Even if online records are available, they may not give you everything you need to complete your tax return. “Most crypto exchanges are not giving you any useful tax forms at year’s end,” says Shehan Chandrasekera, a CPA and also Head of Tax Strategy for tax software and crypto portfolio management tool CoinTracker. For example, he says the 1099-K and 1090-MISC forms still require you to calculate cost basis for each transaction, while a 1099-B may only be useful if you use a single exchange.
Consider using crypto tax software
Luckily, there is specialized software available to help you not only tackle your crypto taxes this year, but also manage the issue going forward. The aforementioned CoinTracker connects to more than 300 crypto exchanges and works with 2,500+ coins, plus it has a free basic tier for users who have 200 or fewer annual transactions.
Today we announced our latest product, ‘LukkaTax’ — a ‘do-it-yourself’ tax preparation tool specifically aimed at helping those brave souls that want to calculate their own crypto tax exposure. Read @jeremydrane's LukkaTax story here: https://t.co/PMA5WC0Cxt
— Lukka (@Lukka) December 18, 2019
LukkaTax bills itself as the “lowest-cost” crypto tax software, and is $19.99 per year with no limit on the number of transactions. Materazzi tells Decrypt that the company recently had a pair of users with more than 400,000 reported transactions apiece, and that they paid the same rate as everyone else. LukkaTax also supports refiling needs for 2017 and 2018 and the ability to optimize gains and losses via HIFO, FIFO, and LIFO methods to minimize the tax liability.

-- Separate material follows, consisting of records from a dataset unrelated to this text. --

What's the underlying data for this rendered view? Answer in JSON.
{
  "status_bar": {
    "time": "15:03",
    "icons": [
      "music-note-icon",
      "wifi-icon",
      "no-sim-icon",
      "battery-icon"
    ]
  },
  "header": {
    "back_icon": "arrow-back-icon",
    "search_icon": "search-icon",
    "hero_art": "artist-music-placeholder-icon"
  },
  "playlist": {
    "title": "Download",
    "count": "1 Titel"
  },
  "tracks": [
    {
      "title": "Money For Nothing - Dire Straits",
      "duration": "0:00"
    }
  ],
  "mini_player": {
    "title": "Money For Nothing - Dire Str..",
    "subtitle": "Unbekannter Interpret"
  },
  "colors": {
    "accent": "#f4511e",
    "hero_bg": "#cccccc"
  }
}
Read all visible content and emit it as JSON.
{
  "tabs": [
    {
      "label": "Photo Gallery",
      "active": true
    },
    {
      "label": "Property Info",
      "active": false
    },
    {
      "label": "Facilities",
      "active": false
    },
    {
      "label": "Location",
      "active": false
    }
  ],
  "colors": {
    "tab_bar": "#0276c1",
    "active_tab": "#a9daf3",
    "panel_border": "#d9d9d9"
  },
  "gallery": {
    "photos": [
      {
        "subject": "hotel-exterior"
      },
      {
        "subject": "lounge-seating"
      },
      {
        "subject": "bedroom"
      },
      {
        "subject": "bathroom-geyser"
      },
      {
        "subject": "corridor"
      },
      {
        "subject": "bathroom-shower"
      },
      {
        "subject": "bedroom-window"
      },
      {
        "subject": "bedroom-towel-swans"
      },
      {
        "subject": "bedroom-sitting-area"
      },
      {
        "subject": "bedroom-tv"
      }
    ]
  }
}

While these and other software options seem primed to handle the complexities of crypto transactions, Galyan still advises monitoring the results to make sure that everything adds up — particularly when it comes to short-term and long-term positions for coins that have been transferred between wallets. “In my experience, software works fine when computing simple trades on a single exchange,” she says, “however, users should be aware of the drawbacks when trades happen across different exchanges and wallets.”
Come clean about past crypto taxes
Didn’t file crypto taxes for previous years before 2019? You’re not alone on that front, considering the number of letters the IRS sent out last year—but it’s probably time to set things right. Ideally, you want to be the one to begin that process of sorting out past records, rather than waiting for the IRS to come calling.
“The IRS and the Department of Justice have collected information from Coinbase and have advised account holders to correct prior non-reporting,” says Galyan. “It is advisable that taxpayers who have previously unreported activity come forward voluntarily prior to being contacted by the Service for examination. A competent tax advisor will be able to guide the users through making a voluntary disclosure and correcting prior non-compliance.”
When it comes to taxes, the crypto industry isn’t the Wild West anymore. The IRS expects you to not only sort out your records for 2019, but also to catch back up on prior years. It’s likely to save you further hassle down the line, explains CoinTracker’s Chandrasekera.
“The days of not reporting until you get caught are over. Crypto tax guidance is out there, and if you trade crypto, you should report gains and losses,” he tells Decrypt. “If you report something, it starts your statue of limitation. This means typically after three years of reporting, the IRS cannot come after you unless you have commited fraud or largely underreported your income. The main takeaway is that reporting something is always better than reporting nothing.”